Guardian, Observer agree to remove defamatory articles on British tycoon

British sister publications agree to withdraw inaccurate reports on Nadhmi Auchi.


Middle East Online

Tracking even the search engines

LONDON – British sister newspapers The Guardian and The Observer have agreed to delete six articles on British tycoon Nadhmi Auchi from their Web content and databases as part of a settlement in a defamation case.

The British papers also pledged to contact Web search engines to inform them of the articles’ removal.

In a letter from Guardian Media Group, the company’s legal counsel acknowledged the six articles contained “significant inaccuracies” and asked search engines to remove all links and hyperlinks to them.

The articles, which were first published in 2003, made a number of false claims about Auchi.

The British papers also promised not to republish the six articles, after pledging to pay a substantial sum in relation to Auchi’s legal costs in the defamation case.

Internationally renowned law firm, Carter-Ruck handled the case. Partner, Alasdair Pepper said “It took the issue of proceedings for the Guardian to agree to stop publishing the articles, but they are now down and the matter resolved. Another publisher is now shortly to be sued over false material it is publishing on the internet, having failed to heed a warning letter. A fulsome apology, injunction and substantial damages will be sought against it.”

It is not the first time a British newspaper falsely published allegations about the tycoon.
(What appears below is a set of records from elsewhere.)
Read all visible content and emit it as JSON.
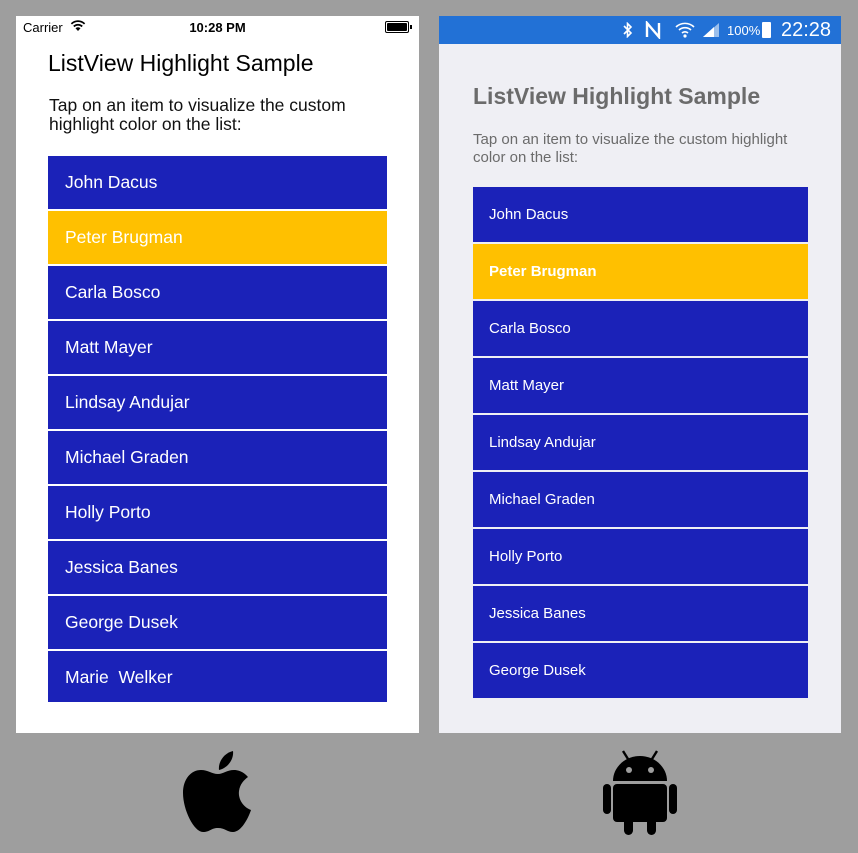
{
  "ios": {
    "status": {
      "carrier": "Carrier",
      "time": "10:28 PM"
    },
    "title": "ListView Highlight Sample",
    "subtitle": "Tap on an item to visualize the custom highlight color on the list:",
    "items": [
      "John Dacus",
      "Peter Brugman",
      "Carla Bosco",
      "Matt Mayer",
      "Lindsay Andujar",
      "Michael Graden",
      "Holly Porto",
      "Jessica Banes",
      "George Dusek",
      "Marie  Welker"
    ],
    "selected_item": "Peter Brugman"
  },
  "android": {
    "status": {
      "battery": "100%",
      "time": "22:28",
      "icons": [
        "bluetooth-icon",
        "nfc-icon",
        "wifi-icon",
        "signal-icon",
        "battery-icon"
      ]
    },
    "title": "ListView Highlight Sample",
    "subtitle": "Tap on an item to visualize the custom highlight color on the list:",
    "items": [
      "John Dacus",
      "Peter Brugman",
      "Carla Bosco",
      "Matt Mayer",
      "Lindsay Andujar",
      "Michael Graden",
      "Holly Porto",
      "Jessica Banes",
      "George Dusek"
    ],
    "selected_item": "Peter Brugman"
  },
  "logos": [
    "apple-logo",
    "android-logo"
  ],
  "colors": {
    "background": "#9e9e9e",
    "item": "#1b22b8",
    "highlight": "#ffc000",
    "android_statusbar": "#2271d6",
    "android_background": "#efeff4"
  }
}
The Sunday Times and Mail On Sunday apologised to Auchi for wrongly reporting in 2005 that he was embroiled in an investigation in the United States.
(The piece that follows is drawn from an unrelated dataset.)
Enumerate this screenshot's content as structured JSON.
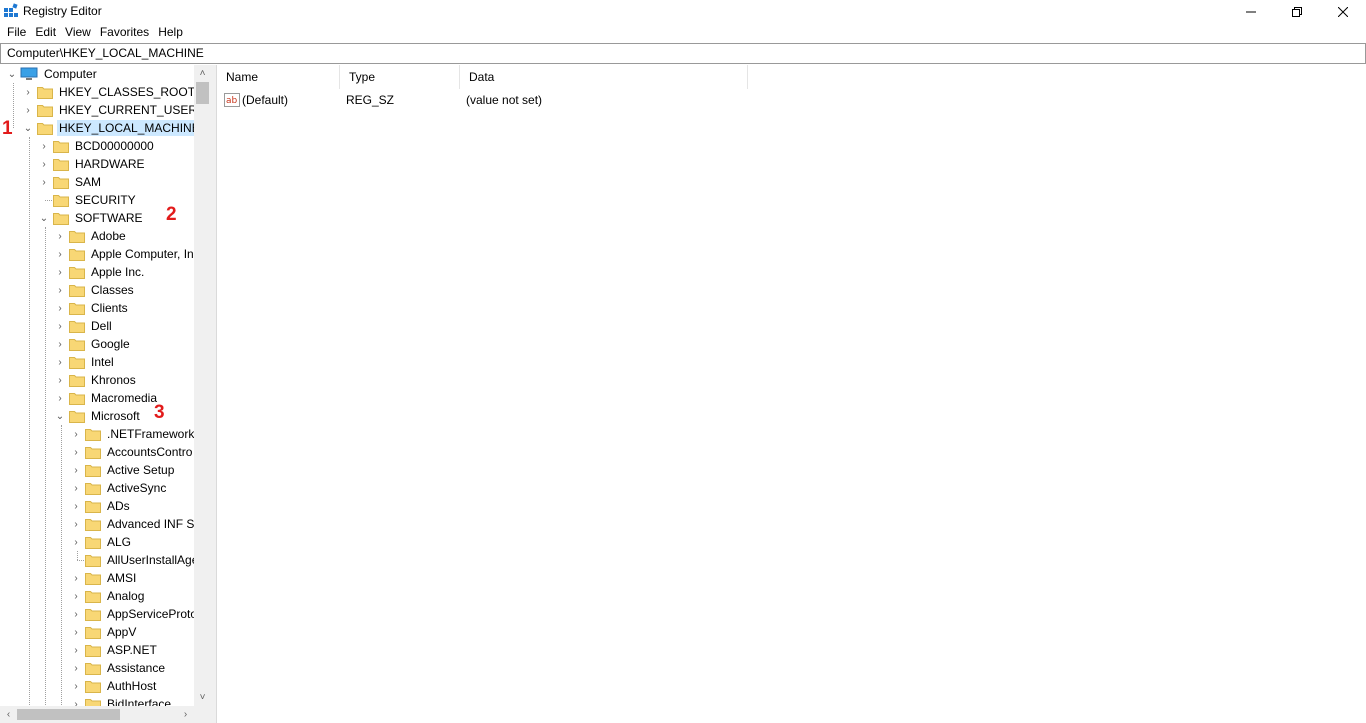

The Sunday Times said that its report was based on an internal United States Department of Defense report that was subsequently discredited.

The Financial Times, too, apologised to Auchi for making mistakes in an article published on 11 November 2003, which linked him to alleged corrupt practices in a mobile phone contract deal in Iraq.

Il Mondo, a leading Italian weekly business magazine, also acknowledged earlier this week that it had published allegations that were “wholly false.” A representative from Schillings, Auchi’s London-based law firm in the case, said: “This was an interesting case because although Il Mondo is based in Italy it is still liable pursuant to English law to the extent that the content of its Web site is accessible here.” Schillings is a leading UK law firm protecting the reputations of high-profile individuals, corporations, and brands.

In recognition of Auchi’s extensive business, charitable and humanitarian activities around the world, he has received 8 awards and honorary appointments, including a number of Royal and state decorations, such as the Coat of Arms from Queen Elizabeth II.

Auchi is also the president of the Anglo-Arab Organisation (AAO), a non-profit group that promotes the integration of British Arabs into mainstream British society, whilst retaining their identity.

The AAO philanthropy achievements include donations to charities, humanitarian causes and scientific research.